1:39 p.m. ET, February 26, 2022
Germany will deliver anti-tank weapons and missiles to Ukraine
From Inke Kappeler in Berlin
Germany will deliver weapons to Ukraine in a major policy shift after resisting Kyiv's previous calls for defensive weaponry.
In its coalition agreement, the German government had agreed on a restrictive arms export policy that does not allow any weapons deliveries to crisis regions. The delivery of such weapons also has historical connotations post-World War II.
"The Russian attack marks a change in times. It is our duty to support Ukraine as much as we can defending themselves against Putin's invasion army. Therefore we will deliver 1,000 antitank weapons and 500 stinger missiles to our friends in Ukraine," German Chancellor Olaf Scholz tweeted Saturday after a meeting with Polish Prime Minister Mateusz Morawiecki and Lithuania's President Gitanas Nauseda.
1:57 p.m.
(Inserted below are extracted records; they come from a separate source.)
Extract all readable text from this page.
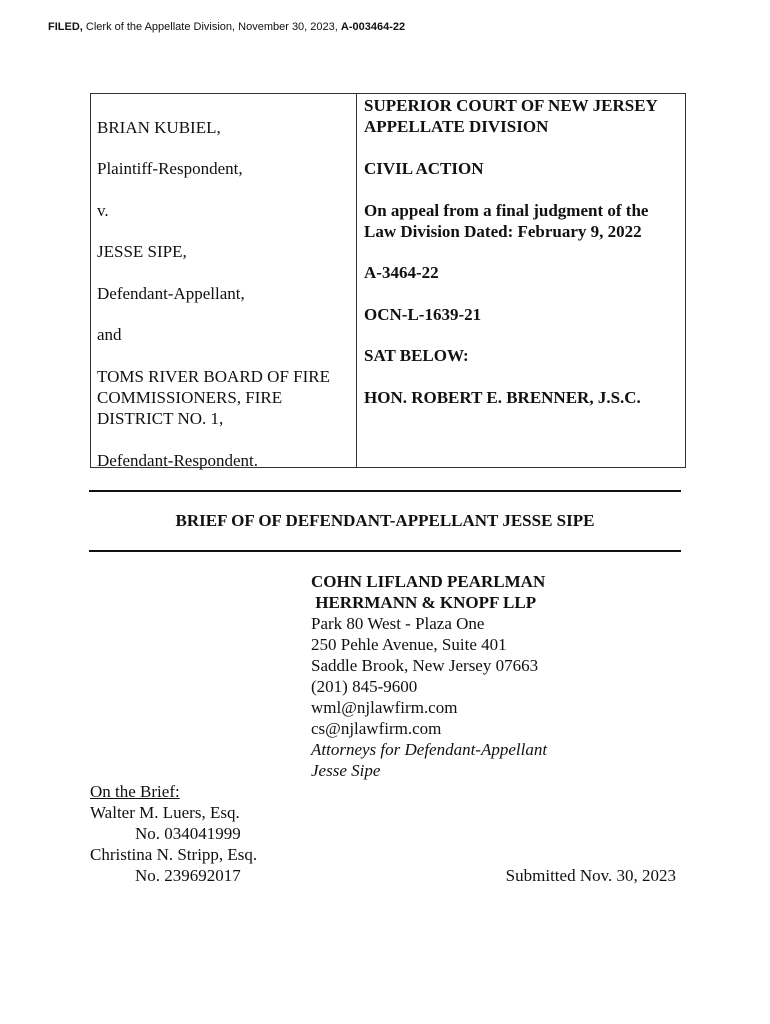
FILED, Clerk of the Appellate Division, November 30, 2023, A-003464-22
BRIAN KUBIEL,
Plaintiff-Respondent,
v.
JESSE SIPE,
Defendant-Appellant,
and
TOMS RIVER BOARD OF FIRE
COMMISSIONERS, FIRE
DISTRICT NO. 1,
Defendant-Respondent.
SUPERIOR COURT OF NEW JERSEY
APPELLATE DIVISION
CIVIL ACTION
On appeal from a final judgment of the
Law Division Dated: February 9, 2022
A-3464-22
OCN-L-1639-21
SAT BELOW:
HON. ROBERT E. BRENNER, J.S.C.
BRIEF OF OF DEFENDANT-APPELLANT JESSE SIPE
COHN LIFLAND PEARLMAN
HERRMANN & KNOPF LLP
Park 80 West - Plaza One
250 Pehle Avenue, Suite 401
Saddle Brook, New Jersey 07663
(201) 845-9600
wml@njlawfirm.com
cs@njlawfirm.com
Attorneys for Defendant-Appellant
Jesse Sipe
On the Brief:
Walter M. Luers, Esq.
No. 034041999
Christina N. Stripp, Esq.
No. 239692017	Submitted Nov. 30, 2023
ET, February 26, 2022
Ukrainian President Zelensky hints that there is consensus on SWIFT restrictions for Russia
From CNN’s Sebastian Shukla in Kyiv
Ukraine’s President Volodymyr Zelensky has hinted that there is consensus on SWIFT restrictions for Russia.
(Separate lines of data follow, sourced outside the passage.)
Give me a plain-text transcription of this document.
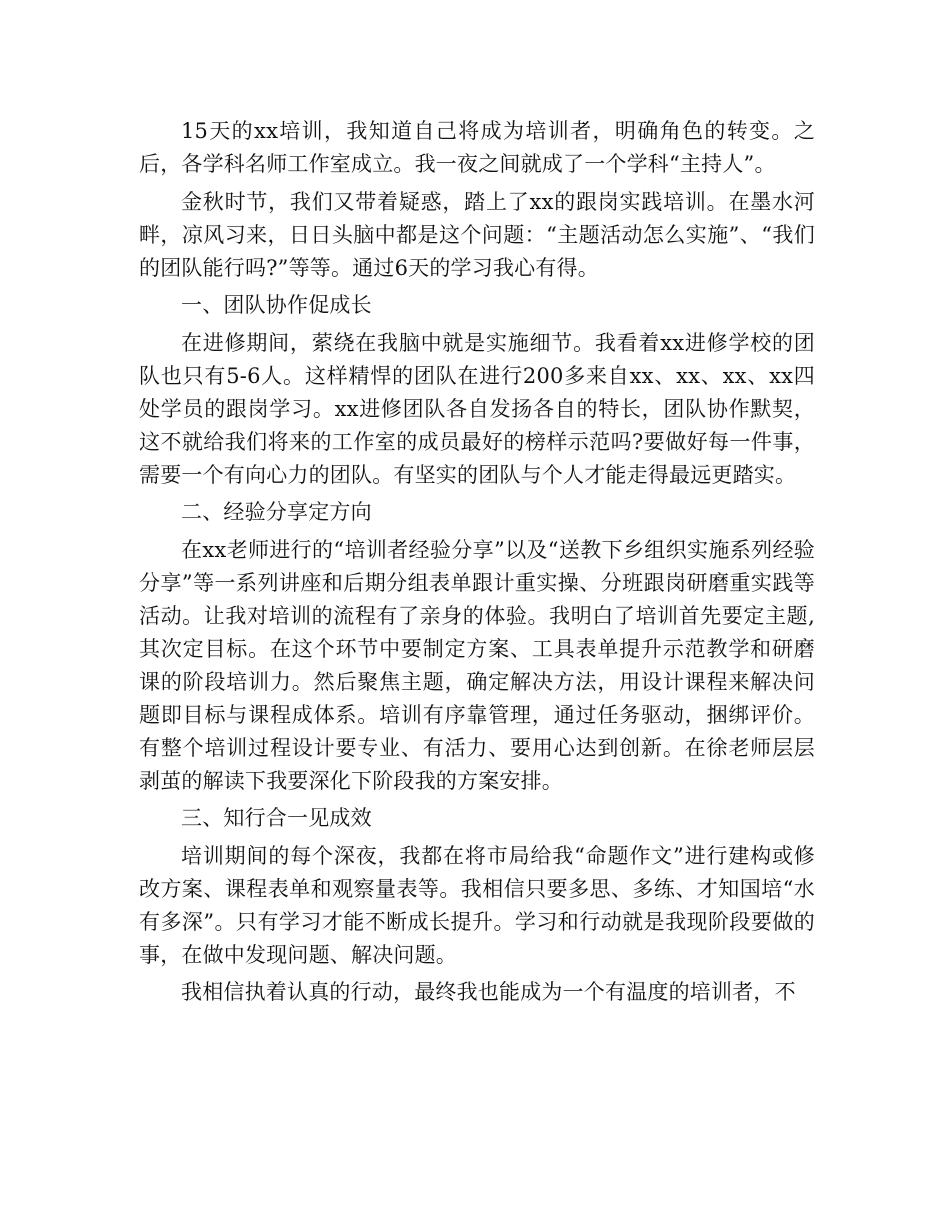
15天的xx培训，我知道自己将成为培训者，明确角色的转变。之后，各学科名师工作室成立。我一夜之间就成了一个学科“主持人”。

金秋时节，我们又带着疑惑，踏上了xx的跟岗实践培训。在墨水河畔，凉风习来，日日头脑中都是这个问题：“主题活动怎么实施”、“我们的团队能行吗?”等等。通过6天的学习我心有得。

一、团队协作促成长

在进修期间，萦绕在我脑中就是实施细节。我看着xx进修学校的团队也只有5-6人。这样精悍的团队在进行200多来自xx、xx、xx、xx四处学员的跟岗学习。xx进修团队各自发扬各自的特长，团队协作默契，这不就给我们将来的工作室的成员最好的榜样示范吗?要做好每一件事，需要一个有向心力的团队。有坚实的团队与个人才能走得最远更踏实。

二、经验分享定方向

在xx老师进行的“培训者经验分享”以及“送教下乡组织实施系列经验分享”等一系列讲座和后期分组表单跟计重实操、分班跟岗研磨重实践等活动。让我对培训的流程有了亲身的体验。我明白了培训首先要定主题,其次定目标。在这个环节中要制定方案、工具表单提升示范教学和研磨课的阶段培训力。然后聚焦主题，确定解决方法，用设计课程来解决问题即目标与课程成体系。培训有序靠管理，通过任务驱动，捆绑评价。有整个培训过程设计要专业、有活力、要用心达到创新。在徐老师层层剥茧的解读下我要深化下阶段我的方案安排。

三、知行合一见成效

培训期间的每个深夜，我都在将市局给我“命题作文”进行建构或修改方案、课程表单和观察量表等。我相信只要多思、多练、才知国培“水有多深”。只有学习才能不断成长提升。学习和行动就是我现阶段要做的事，在做中发现问题、解决问题。

我相信执着认真的行动，最终我也能成为一个有温度的培训者，不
In a statement on Saturday evening, the Ukrainian leader said “we feel Ukraine has got the support of the whole civilized world. The practical result? SWIFT.”
He hailed this as an “important victory” and “means billions and billions of losses for Russia. It is a price for a sneaky invasion into our country.”
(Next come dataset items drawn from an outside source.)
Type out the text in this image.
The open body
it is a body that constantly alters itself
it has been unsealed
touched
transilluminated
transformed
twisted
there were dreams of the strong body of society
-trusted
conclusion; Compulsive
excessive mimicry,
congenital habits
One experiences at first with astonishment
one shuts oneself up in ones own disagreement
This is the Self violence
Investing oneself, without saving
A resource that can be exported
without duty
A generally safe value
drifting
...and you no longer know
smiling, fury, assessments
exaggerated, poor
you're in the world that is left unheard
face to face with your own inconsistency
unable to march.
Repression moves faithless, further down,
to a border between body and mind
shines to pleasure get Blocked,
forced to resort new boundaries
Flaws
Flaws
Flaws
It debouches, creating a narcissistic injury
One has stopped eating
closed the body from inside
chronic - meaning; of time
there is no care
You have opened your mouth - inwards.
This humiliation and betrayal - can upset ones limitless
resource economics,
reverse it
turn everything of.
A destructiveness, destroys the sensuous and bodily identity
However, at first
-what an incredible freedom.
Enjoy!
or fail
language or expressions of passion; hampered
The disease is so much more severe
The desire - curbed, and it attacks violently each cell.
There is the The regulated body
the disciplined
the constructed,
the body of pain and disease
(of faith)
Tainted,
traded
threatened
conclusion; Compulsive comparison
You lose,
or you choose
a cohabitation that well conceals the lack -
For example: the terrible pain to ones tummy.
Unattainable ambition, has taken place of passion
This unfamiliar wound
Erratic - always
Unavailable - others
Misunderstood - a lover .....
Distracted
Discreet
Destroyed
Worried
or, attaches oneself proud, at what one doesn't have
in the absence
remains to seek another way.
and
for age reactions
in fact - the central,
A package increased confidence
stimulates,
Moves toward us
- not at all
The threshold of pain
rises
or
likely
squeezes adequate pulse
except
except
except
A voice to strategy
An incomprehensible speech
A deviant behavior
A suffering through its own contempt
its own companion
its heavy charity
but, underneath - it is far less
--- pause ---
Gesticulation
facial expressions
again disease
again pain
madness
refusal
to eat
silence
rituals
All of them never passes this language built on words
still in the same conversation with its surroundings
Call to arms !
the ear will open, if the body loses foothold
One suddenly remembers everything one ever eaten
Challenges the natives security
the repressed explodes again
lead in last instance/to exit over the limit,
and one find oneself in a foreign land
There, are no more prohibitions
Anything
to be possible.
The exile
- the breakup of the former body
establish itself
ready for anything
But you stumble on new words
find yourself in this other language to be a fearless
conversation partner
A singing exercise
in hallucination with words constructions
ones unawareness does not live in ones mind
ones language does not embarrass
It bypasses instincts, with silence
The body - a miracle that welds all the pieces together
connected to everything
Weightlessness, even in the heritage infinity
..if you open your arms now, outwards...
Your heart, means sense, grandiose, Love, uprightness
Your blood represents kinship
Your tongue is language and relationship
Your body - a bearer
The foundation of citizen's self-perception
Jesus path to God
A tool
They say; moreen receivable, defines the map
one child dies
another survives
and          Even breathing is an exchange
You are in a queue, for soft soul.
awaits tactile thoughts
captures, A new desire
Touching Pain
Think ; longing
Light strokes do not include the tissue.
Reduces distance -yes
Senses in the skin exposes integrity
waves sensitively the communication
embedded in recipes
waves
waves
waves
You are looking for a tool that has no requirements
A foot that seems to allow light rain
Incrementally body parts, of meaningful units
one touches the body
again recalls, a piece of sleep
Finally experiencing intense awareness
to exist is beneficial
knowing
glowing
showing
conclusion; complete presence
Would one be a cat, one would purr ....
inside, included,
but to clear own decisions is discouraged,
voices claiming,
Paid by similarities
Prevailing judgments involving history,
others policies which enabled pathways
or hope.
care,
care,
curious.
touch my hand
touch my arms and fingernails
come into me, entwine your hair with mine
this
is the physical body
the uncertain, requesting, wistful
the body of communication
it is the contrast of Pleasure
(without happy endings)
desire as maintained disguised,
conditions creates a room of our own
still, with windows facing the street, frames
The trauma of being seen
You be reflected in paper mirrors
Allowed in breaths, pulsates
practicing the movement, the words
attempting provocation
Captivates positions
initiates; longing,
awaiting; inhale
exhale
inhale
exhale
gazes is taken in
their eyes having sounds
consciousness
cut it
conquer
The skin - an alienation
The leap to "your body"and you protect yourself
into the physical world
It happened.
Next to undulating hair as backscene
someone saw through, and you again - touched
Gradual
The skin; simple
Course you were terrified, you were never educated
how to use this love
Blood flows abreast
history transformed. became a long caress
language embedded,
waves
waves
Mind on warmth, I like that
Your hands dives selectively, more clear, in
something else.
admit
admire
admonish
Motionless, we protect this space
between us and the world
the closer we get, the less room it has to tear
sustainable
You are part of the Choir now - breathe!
Earlier on Saturday, the Ukraine's Foreign Minister Dmytro Kuleba said the “technical preparations” for Russia’s ban from the SWIFT system have begun.
“Official decision hasn’t been processed yet, but technical preparations for making and implementing that decision have begun,” Kuleba said in a statement posted on his official Facebook page.
Banning Russia from the SWIFT high-security network that connects thousands of financial institutions around the world would cut Russia’s banks off the global financial system. The move is considered the “nuclear option” of sanctions, because while it would be very damaging to the Russian economy, it would hurt other countries, too.
A number of European countries said on Friday and Saturday that they would support cutting Russia off from SWIFT. The UK, France, Italy, Hungary, Cyprus, Lithuania, Estonia, Latvia and Germany already indicated they would not block the sanction.
US President Joe Biden is seriously weighing whether to remove Russia from SWIFT, the high security network that connect thousands of financial institutions around the world, but has yet to make a final decision, multiple people familiar with his thinking say.
1:24 p.m. ET, February 26, 2022
Biden says Putin's invasion is bringing Europe and NATO closer together
From CNN's Sam Fossum
US President Joe Biden, in a taped interview that aired on Saturday, said one of his major strategic goals as Russia invades Ukraine is to keep NATO and the European Union united.
"My goal from the very beginning was to make sure that I kept all of NATO and the European Union on the same page. Because the one thing I think Putin thought he could do was split NATO, creating a great aperture for him to be able to walk through. And that hasn't happened," Biden told podcaster and commentator Brian Tyler Cohen.
Biden also predicted that Russia would pay a heavy price in both the long and short term for its invasion of Ukraine, adding that the conflict is bringing Europe and NATO closer together.
"He's producing the exact opposite effect that he intended," Biden said of Putin.
When asked about sanctions, Biden argued that he believes it's one of the only ways to penalize Russia without risking war on a global scale.
"You have two options. Start a third world war, go to war with Russia, physically. Or two, make sure that a country that acts so contrary to international law pays a price for having done it," Biden said.
He also pointed to the defense weaponry and economic assistance the US is providing Ukraine as the country continues to fend off the Russian advance.